Shannon aimait les échecs et a également travaillé sur elle. En 1950, il a écrit un des premiers articles sur la problématique des programmes d'échecs informatiques, qui a lancé la région. Dans cet article, il a estimé que les combinaisons possibles du jeu d'échecs sont au moins 10 120, ce qui est maintenant connu comme le nombre de Shannon.

En 1950 il réalise la souris automatique Theseus, capable de trouver la sortie d'un labyrinthe et apprend le chemin pour après. Il s'agit du premier dispositif d'intelligence artificielle de ce type. Il aimait aussi les jongleries et dans les années 70 il a construit le premier robot jongleur. Il a également construit une machine qui a résolu le cube de Rubik.

Lors de ses voyages à Las Vegas avec certains de ses compagnons, il a gagné une fortune, car, en appliquant la théorie du jeu, ils ont compté des cartes et fabriqué un petit ordinateur caché (celui que certains considèrent comme le premier wearable) pour calculer les chances dans le jeu. Et avec des méthodes similaires, ils ont réussi à gagner encore plus en bourse.
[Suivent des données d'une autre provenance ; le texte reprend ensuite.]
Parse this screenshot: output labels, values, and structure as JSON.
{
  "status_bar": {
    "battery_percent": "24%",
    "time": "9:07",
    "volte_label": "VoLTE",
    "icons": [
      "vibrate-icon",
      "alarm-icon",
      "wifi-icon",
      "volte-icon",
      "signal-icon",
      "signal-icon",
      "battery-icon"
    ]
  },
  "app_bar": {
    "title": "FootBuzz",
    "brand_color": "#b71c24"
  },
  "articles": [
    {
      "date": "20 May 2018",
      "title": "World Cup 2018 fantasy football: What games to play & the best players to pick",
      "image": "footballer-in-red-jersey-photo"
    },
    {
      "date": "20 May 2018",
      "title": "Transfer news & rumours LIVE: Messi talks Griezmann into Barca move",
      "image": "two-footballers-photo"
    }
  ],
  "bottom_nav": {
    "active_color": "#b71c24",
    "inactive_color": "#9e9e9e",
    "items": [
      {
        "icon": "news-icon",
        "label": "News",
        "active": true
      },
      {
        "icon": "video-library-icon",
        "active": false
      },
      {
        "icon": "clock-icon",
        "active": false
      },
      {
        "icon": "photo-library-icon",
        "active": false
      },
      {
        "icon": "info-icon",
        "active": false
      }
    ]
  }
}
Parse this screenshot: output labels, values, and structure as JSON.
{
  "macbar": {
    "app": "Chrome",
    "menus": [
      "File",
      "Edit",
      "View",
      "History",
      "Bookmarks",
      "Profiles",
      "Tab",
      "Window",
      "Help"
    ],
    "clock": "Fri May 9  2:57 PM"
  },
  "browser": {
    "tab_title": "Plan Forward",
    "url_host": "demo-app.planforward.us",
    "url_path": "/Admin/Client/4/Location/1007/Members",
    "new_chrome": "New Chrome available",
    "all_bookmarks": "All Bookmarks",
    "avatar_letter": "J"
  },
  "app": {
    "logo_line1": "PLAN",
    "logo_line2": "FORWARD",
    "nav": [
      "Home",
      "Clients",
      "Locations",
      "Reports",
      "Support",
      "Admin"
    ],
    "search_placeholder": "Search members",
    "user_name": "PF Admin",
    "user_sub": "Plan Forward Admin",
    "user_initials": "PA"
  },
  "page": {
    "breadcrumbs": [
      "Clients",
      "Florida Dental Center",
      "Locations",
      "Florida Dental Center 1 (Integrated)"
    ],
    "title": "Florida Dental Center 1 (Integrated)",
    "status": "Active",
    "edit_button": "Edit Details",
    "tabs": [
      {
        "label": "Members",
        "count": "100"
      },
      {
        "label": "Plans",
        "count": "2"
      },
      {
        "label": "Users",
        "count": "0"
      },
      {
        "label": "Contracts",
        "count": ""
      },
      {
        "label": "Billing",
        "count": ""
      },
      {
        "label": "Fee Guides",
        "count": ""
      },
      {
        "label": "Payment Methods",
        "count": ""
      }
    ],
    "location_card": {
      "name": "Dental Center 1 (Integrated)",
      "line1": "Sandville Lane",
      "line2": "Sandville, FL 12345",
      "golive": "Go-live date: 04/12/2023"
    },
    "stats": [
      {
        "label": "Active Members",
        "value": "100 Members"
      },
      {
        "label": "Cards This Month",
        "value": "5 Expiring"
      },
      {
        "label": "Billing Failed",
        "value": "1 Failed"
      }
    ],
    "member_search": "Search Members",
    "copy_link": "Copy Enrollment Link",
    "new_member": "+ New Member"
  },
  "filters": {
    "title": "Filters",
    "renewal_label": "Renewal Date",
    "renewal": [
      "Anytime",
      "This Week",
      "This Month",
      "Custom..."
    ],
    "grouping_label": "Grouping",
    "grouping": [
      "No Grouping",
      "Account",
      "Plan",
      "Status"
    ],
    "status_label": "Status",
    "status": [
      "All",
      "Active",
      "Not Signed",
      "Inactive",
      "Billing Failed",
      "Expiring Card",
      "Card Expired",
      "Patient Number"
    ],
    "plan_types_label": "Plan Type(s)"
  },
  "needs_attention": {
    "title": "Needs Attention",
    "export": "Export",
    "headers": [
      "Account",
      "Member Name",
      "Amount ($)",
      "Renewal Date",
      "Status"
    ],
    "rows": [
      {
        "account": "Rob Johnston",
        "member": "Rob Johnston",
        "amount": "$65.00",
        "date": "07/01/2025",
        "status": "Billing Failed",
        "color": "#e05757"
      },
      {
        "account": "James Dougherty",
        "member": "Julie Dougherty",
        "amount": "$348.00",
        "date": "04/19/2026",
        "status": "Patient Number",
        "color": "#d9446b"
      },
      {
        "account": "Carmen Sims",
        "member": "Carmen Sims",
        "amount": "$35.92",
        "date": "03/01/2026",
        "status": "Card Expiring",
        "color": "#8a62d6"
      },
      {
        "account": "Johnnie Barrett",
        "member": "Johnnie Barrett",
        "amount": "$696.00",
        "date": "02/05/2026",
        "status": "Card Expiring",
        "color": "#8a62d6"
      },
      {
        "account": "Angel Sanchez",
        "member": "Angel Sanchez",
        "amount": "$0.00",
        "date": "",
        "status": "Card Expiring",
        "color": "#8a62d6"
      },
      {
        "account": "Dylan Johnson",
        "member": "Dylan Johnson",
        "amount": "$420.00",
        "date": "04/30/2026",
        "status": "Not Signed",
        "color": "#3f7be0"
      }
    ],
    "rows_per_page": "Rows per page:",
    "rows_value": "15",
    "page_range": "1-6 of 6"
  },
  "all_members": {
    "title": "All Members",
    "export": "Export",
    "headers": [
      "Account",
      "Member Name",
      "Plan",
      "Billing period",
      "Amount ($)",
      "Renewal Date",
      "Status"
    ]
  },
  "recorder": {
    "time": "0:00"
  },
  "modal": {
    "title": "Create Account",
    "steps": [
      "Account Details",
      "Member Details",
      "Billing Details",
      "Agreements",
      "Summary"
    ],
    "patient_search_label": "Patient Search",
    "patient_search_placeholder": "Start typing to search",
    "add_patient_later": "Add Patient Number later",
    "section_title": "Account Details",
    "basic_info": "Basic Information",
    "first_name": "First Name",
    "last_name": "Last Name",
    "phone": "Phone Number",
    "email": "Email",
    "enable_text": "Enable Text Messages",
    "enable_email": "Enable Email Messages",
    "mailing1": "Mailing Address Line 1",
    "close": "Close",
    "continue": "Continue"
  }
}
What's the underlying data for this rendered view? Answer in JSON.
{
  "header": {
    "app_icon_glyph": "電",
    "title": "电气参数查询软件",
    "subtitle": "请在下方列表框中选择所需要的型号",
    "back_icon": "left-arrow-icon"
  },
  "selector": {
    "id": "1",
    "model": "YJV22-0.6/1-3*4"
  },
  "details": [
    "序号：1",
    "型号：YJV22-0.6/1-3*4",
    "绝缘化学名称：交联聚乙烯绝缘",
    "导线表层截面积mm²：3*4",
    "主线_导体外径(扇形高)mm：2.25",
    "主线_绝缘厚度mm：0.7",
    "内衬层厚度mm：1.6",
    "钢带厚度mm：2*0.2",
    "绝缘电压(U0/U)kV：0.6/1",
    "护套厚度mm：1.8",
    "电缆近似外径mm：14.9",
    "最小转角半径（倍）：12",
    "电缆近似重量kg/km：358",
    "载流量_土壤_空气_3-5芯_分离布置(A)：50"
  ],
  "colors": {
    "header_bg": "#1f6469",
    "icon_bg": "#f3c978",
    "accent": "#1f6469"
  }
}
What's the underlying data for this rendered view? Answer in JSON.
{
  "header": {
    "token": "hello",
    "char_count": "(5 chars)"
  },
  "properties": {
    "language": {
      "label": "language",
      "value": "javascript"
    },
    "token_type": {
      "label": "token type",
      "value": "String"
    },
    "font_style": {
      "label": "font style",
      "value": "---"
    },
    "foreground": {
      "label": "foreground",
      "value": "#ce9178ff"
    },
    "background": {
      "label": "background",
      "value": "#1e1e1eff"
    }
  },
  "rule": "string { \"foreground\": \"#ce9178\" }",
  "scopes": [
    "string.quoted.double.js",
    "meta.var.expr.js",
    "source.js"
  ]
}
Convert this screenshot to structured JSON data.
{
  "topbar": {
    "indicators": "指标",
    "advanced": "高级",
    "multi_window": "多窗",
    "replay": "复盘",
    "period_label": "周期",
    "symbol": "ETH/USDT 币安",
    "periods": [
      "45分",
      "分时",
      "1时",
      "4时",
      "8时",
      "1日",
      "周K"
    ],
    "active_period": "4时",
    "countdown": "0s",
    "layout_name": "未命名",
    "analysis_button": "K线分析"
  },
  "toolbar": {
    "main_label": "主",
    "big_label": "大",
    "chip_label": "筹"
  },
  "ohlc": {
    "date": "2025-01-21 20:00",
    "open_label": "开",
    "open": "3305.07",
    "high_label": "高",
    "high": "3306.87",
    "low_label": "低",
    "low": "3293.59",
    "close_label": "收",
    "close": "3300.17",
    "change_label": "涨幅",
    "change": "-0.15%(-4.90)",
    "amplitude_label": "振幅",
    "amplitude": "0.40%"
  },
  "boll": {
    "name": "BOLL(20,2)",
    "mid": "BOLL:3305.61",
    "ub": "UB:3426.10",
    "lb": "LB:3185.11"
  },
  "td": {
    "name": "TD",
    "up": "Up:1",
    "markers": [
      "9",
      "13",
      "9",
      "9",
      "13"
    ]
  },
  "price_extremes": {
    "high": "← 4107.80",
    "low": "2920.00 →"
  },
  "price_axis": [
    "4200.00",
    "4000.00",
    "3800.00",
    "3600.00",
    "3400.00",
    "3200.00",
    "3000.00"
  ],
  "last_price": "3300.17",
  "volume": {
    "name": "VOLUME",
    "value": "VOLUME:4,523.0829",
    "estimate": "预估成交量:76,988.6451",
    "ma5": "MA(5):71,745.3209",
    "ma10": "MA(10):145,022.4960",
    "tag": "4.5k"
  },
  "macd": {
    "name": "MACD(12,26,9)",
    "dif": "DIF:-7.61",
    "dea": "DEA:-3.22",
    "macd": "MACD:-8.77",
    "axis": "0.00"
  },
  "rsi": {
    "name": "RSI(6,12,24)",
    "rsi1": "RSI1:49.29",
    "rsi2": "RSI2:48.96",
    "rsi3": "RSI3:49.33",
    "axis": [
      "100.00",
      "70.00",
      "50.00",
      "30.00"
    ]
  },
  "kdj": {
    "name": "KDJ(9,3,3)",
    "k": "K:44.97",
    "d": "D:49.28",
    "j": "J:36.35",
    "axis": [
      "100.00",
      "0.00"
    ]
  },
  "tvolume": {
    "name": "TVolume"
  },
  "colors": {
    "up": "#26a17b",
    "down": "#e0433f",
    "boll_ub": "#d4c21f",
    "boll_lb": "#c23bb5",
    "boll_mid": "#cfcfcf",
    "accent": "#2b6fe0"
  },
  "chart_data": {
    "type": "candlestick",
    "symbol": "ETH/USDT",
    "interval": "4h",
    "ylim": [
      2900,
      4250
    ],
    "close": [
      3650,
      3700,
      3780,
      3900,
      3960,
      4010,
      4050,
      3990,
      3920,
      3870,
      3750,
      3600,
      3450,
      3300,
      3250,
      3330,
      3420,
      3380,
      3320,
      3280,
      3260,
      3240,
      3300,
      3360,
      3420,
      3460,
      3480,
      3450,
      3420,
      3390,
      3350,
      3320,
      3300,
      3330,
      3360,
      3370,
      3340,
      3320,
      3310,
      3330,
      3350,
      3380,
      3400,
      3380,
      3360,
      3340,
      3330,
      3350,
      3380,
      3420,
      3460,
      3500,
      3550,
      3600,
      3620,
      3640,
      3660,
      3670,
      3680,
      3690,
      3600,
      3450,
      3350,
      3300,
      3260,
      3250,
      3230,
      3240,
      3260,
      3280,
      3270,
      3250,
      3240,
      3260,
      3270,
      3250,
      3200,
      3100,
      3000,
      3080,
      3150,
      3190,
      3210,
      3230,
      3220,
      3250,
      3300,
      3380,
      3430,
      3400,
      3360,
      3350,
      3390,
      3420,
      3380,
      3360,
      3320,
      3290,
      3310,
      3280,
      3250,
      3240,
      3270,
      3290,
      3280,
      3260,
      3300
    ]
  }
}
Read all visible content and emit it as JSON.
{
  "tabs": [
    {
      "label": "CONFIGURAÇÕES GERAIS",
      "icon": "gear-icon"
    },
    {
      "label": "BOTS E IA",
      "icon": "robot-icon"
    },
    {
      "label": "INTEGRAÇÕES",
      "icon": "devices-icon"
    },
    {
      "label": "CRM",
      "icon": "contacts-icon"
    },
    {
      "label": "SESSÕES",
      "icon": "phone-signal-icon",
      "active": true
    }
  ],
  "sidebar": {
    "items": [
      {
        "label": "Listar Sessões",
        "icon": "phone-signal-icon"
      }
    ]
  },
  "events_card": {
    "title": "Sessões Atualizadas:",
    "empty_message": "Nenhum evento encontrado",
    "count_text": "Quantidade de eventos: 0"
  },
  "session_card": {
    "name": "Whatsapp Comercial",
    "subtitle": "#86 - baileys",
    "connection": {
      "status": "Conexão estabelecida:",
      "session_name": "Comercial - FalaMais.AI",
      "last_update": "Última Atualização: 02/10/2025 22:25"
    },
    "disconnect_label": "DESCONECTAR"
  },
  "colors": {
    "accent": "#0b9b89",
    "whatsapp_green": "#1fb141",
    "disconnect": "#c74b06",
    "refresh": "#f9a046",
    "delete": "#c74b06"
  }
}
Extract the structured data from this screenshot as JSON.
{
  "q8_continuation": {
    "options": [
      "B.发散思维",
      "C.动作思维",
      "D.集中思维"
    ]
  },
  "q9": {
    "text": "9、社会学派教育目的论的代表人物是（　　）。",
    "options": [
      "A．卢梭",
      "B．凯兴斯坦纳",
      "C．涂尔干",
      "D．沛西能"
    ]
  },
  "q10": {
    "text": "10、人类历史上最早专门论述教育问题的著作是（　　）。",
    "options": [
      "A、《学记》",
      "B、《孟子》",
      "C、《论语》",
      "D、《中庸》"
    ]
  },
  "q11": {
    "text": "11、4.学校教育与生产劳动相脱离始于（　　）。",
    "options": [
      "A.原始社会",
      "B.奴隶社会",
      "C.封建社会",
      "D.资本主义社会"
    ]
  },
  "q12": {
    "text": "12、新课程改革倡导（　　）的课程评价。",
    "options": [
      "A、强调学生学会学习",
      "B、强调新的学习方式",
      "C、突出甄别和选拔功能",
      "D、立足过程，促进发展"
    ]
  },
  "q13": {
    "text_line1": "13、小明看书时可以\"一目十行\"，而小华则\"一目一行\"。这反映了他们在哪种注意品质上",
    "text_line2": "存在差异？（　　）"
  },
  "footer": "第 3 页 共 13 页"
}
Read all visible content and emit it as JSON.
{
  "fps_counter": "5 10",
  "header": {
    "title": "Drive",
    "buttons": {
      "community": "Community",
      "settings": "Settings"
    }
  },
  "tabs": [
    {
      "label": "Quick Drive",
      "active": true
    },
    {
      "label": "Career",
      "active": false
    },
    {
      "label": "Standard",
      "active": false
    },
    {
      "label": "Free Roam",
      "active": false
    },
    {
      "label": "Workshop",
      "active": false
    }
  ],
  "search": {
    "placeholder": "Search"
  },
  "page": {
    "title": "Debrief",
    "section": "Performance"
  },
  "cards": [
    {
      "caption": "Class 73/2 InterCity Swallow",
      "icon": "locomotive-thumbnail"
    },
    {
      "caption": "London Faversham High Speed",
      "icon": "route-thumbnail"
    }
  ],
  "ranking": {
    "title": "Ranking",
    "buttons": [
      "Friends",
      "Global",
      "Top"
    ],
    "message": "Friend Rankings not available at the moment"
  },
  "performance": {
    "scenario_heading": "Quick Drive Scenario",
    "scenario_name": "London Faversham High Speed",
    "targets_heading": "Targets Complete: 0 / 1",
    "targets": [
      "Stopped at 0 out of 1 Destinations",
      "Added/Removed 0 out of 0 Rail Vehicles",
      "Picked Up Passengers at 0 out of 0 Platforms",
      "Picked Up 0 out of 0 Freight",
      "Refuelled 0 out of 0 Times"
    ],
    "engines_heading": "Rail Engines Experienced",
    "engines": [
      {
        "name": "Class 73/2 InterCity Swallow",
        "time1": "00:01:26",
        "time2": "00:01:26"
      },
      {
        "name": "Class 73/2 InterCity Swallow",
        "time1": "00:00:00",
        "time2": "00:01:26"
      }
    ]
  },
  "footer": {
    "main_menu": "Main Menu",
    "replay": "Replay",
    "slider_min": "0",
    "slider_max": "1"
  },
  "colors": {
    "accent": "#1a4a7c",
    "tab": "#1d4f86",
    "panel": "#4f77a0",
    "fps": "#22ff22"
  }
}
Shannon est mort en 2001, après avoir subi la maladie d'Alzheimer au cours des dernières années. Lorsque vous avez perdu conscience de l'environnement, vos contributions ont déjà eu de nombreuses applications, mais n'a pas eu la chance de connaître les progrès et, surtout, la diffusion que vous avez eu ces dernières années sur Internet, les ordinateurs et autres appareils. Vous seriez sûrement surpris. Comme nous devrions nous étonner, parce que la personne qui a permis de réaliser cet énorme changement est presque inconnue.